A citywide assortment of community groups, under the banner of Right to the City Vote, on Saturday endorsed Acting Mayor Kim Janey's campaign for a full four-year term.
Janey, who ascended to the mayor’s seat in March after Marty Walsh left to head up President Joe Biden’s labor secretariat, was set to join members of the coalition at an announcement outside Roxbury’s Dudley Cafe on Saturday morning. Members of two other groups, Chinese Progressive Political Action and Mijente Boston Asamblea, were also attending the event.
The Right to the City Vote coalition, which has pushed a return to rent control, touts itself as a group “working to build the political power of Boston’s rising electorate around a progressive agenda led by working-class communities of color.”
The coalition also has a super PAC it plans to deploy on Janey’s behalf. The super PAC, which would be the second such outside group to swing into action for Janey, is also expected to jump into district and at-large City Council races.
In its endorsement, the coalition noted Janey’s background as an education advocate for a nonprofit before she joined the City Council in 2018. Janey is the first woman and person of color to serve as the city’s chief executive.
“Kim Janey began fighting for educational equity and racial justice for years before she became a candidate, and she is the one who can best unify the city,” Armani White, the coalition's chair, said in a statement. “Her record before and since taking office, on reforming exam school admissions, police accountability, and opening up economic opportunities come from her own lived experience and deep community roots.”

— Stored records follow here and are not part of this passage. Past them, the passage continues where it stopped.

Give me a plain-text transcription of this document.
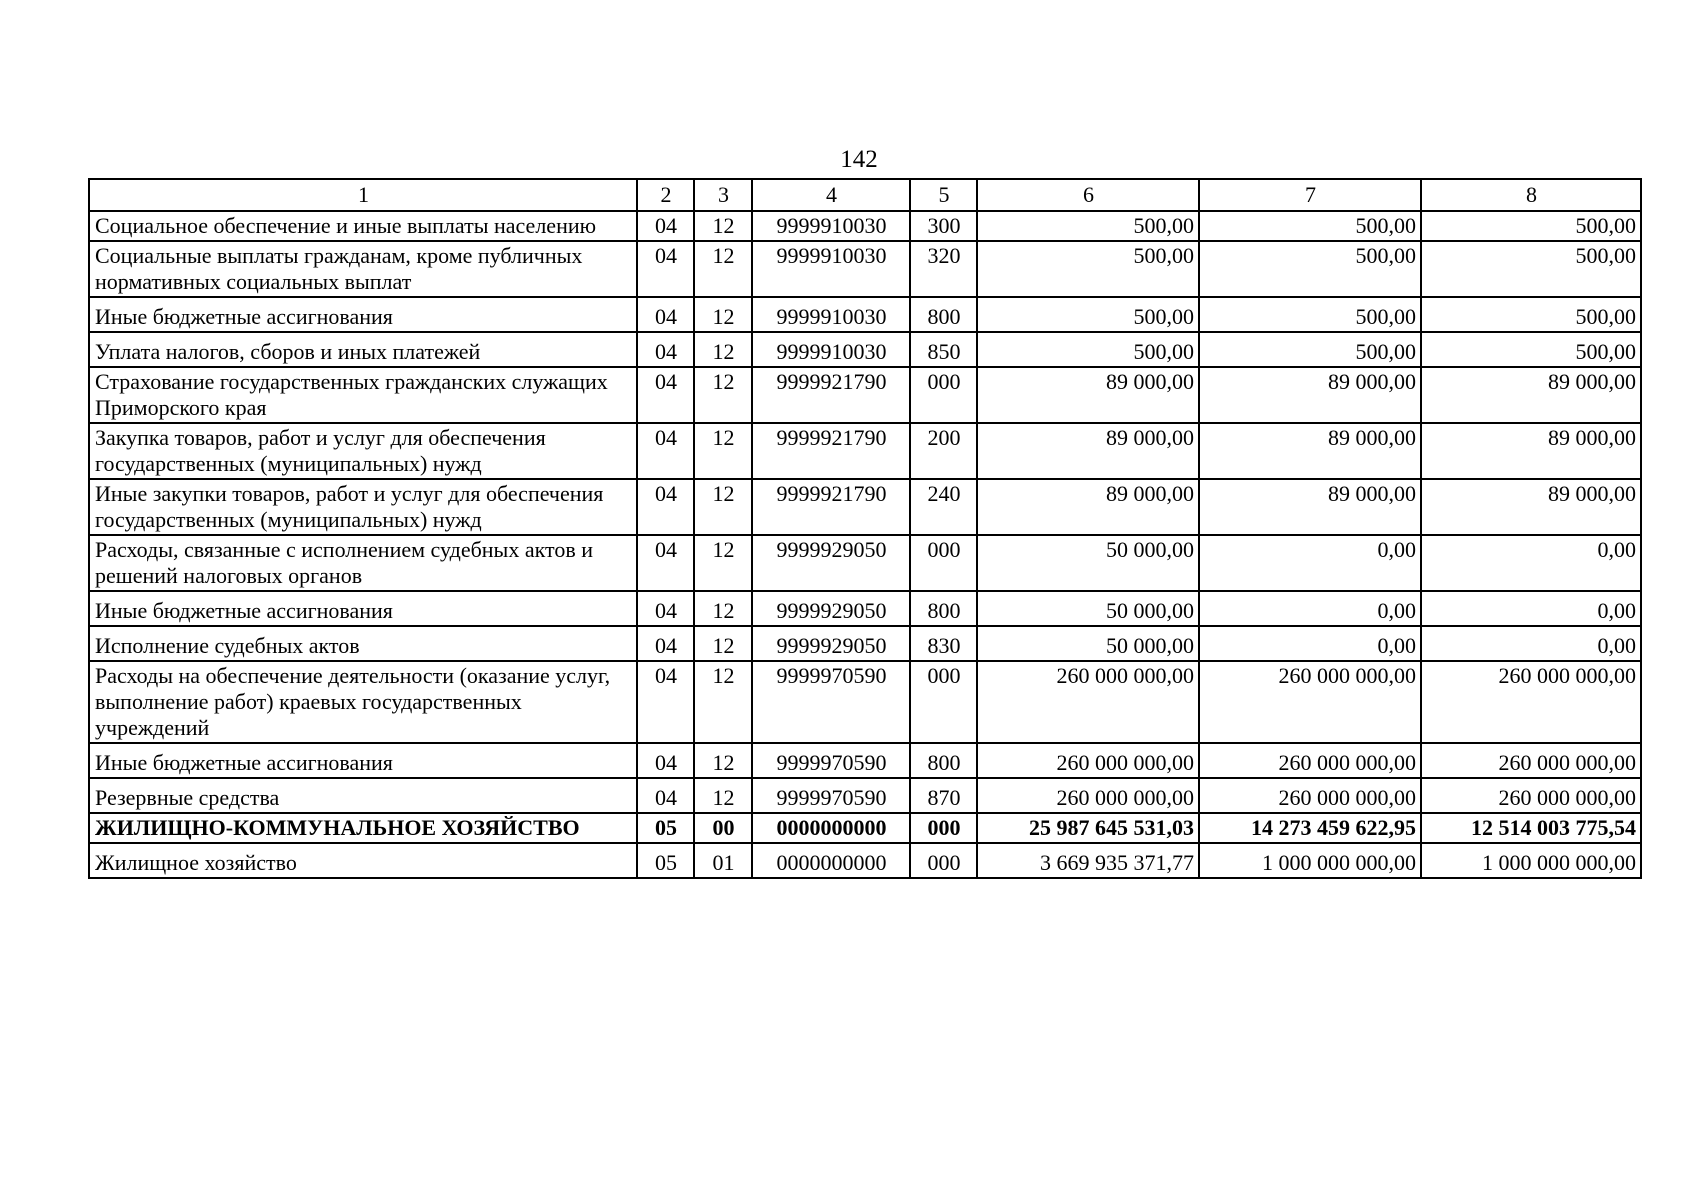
142
1	2	3	4	5	6	7	8
Социальное обеспечение и иные выплаты населению	04	12	9999910030	300	500,00	500,00	500,00
Социальные выплаты гражданам, кроме публичных нормативных социальных выплат	04	12	9999910030	320	500,00	500,00	500,00
Иные бюджетные ассигнования	04	12	9999910030	800	500,00	500,00	500,00
Уплата налогов, сборов и иных платежей	04	12	9999910030	850	500,00	500,00	500,00
Страхование государственных гражданских служащих Приморского края	04	12	9999921790	000	89 000,00	89 000,00	89 000,00
Закупка товаров, работ и услуг для обеспечения государственных (муниципальных) нужд	04	12	9999921790	200	89 000,00	89 000,00	89 000,00
Иные закупки товаров, работ и услуг для обеспечения государственных (муниципальных) нужд	04	12	9999921790	240	89 000,00	89 000,00	89 000,00
Расходы, связанные с исполнением судебных актов и решений налоговых органов	04	12	9999929050	000	50 000,00	0,00	0,00
Иные бюджетные ассигнования	04	12	9999929050	800	50 000,00	0,00	0,00
Исполнение судебных актов	04	12	9999929050	830	50 000,00	0,00	0,00
Расходы на обеспечение деятельности (оказание услуг, выполнение работ) краевых государственных учреждений	04	12	9999970590	000	260 000 000,00	260 000 000,00	260 000 000,00
Иные бюджетные ассигнования	04	12	9999970590	800	260 000 000,00	260 000 000,00	260 000 000,00
Резервные средства	04	12	9999970590	870	260 000 000,00	260 000 000,00	260 000 000,00
ЖИЛИЩНО-КОММУНАЛЬНОЕ ХОЗЯЙСТВО	05	00	0000000000	000	25 987 645 531,03	14 273 459 622,95	12 514 003 775,54
Жилищное хозяйство	05	01	0000000000	000	3 669 935 371,77	1 000 000 000,00	1 000 000 000,00
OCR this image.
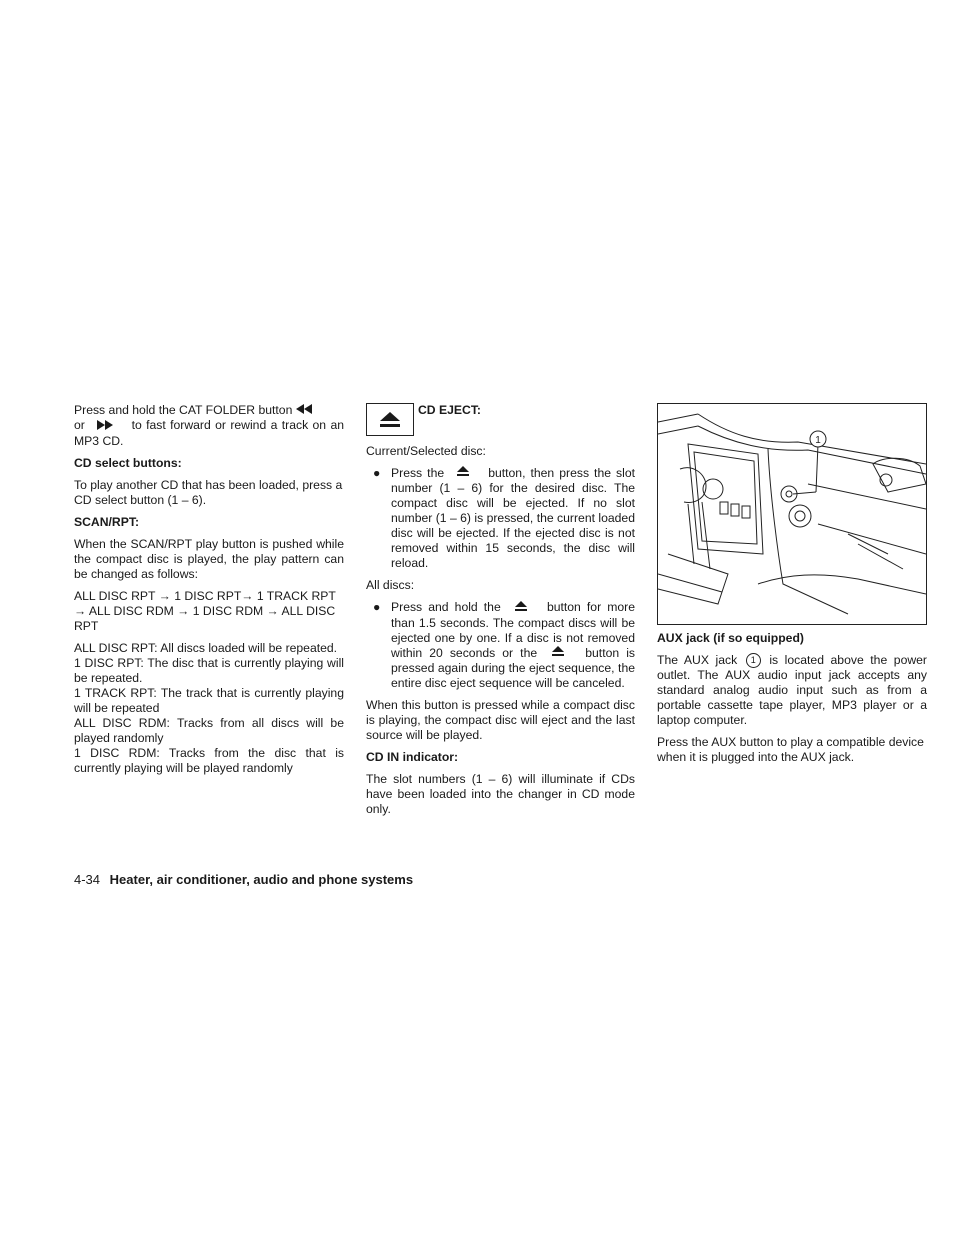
Press and hold the CAT FOLDER button
or	to fast forward or rewind a track on an MP3 CD.

CD select buttons:

To play another CD that has been loaded, press a CD select button (1 – 6).

SCAN/RPT:

When the SCAN/RPT play button is pushed while the compact disc is played, the play pattern can be changed as follows:

ALL DISC RPT → 1 DISC RPT→ 1 TRACK RPT → ALL DISC RDM → 1 DISC RDM → ALL DISC RPT

ALL DISC RPT: All discs loaded will be repeated.

1 DISC RPT: The disc that is currently playing will be repeated.

1 TRACK RPT: The track that is currently playing will be repeated

ALL DISC RDM: Tracks from all discs will be played randomly

1 DISC RDM: Tracks from the disc that is currently playing will be played randomly

CD EJECT:

Current/Selected disc:

● Press the	button, then press the slot number (1 – 6) for the desired disc. The compact disc will be ejected. If no slot number (1 – 6) is pressed, the current loaded disc will be ejected. If the ejected disc is not removed within 15 seconds, the disc will reload.

All discs:

● Press and hold the	button for more than 1.5 seconds. The compact discs will be ejected one by one. If a disc is not removed within 20 seconds or the	button is pressed again during the eject sequence, the entire disc eject sequence will be canceled.

When this button is pressed while a compact disc is playing, the compact disc will eject and the last source will be played.

CD IN indicator:

The slot numbers (1 – 6) will illuminate if CDs have been loaded into the changer in CD mode only.

1
AUX jack (if so equipped)

The AUX jack 1 is located above the power outlet. The AUX audio input jack accepts any standard analog audio input such as from a portable cassette tape player, MP3 player or a laptop computer.

Press the AUX button to play a compatible device when it is plugged into the AUX jack.

4-34 Heater, air conditioner, audio and phone systems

The coalition’s super PAC was created in 2019, with Noemi Ramos, a Dorchester resident, as its chair.
In 2019, the coalition backed a number of city councillors, including Janey and one of her rivals, Michelle Wu, who has touted her support for rent control.
Its super PAC spent $14,760 during that election cycle and its biggest donor, with $10,000, was Maria Jobin-Leeds, a self-described philanthropist, according to publicly available campaign finance filings.
The coalition supported Ayanna Pressley’s Congressional bid and Rachael Rollins’s campaign for Suffolk County district attorney in 2018. The coalition also supported Walsh’s 2013 run for mayor.
Janey, who criticized super PAC spending earlier this year, has previously sought to differentiate between the super PAC supporting her and another supporting one of her rivals that has charter school supporters among its donors.
Hotel and food workers with the union UNITE HERE Local 26 formed a super PAC in June to support Janey. The outside group has already started spending money on canvassing efforts while 32BJ SEIU, the property service workers union, has floated the possibility of its own pro-Janey super PAC.
Other mayoral candidates have pulled in support from super PACs, which can raise and spend unlimited amounts of money. In Massachusetts, super PACs, which cannot coordinate with the campaigns they are backing, typically depend on unions and wealthy donors for support.
Andrea Campbell, the District 4 councillor running for mayor, has the super PAC “Better Boston” supporting her. Donors include charter school supporters and others, such as a local advertising executive and the manager of a Jamaican restaurant in Codman Square.
Another super PAC, “Bostonians for Real Progress,” told the Reporter last week it’s throwing its support behind City Councillor At-Large Annissa Essaibi George’s mayoral bid.
The “Boston Turnout Project” super PAC, run by a former aide to Sen. Elizabeth Warren, filed paperwork to set up earlier this year but has remained publicly quiet.
John Barros, Walsh’s former economic development chief, is also running for mayor.
The preliminary election is scheduled for Tuesday, Sept. 14.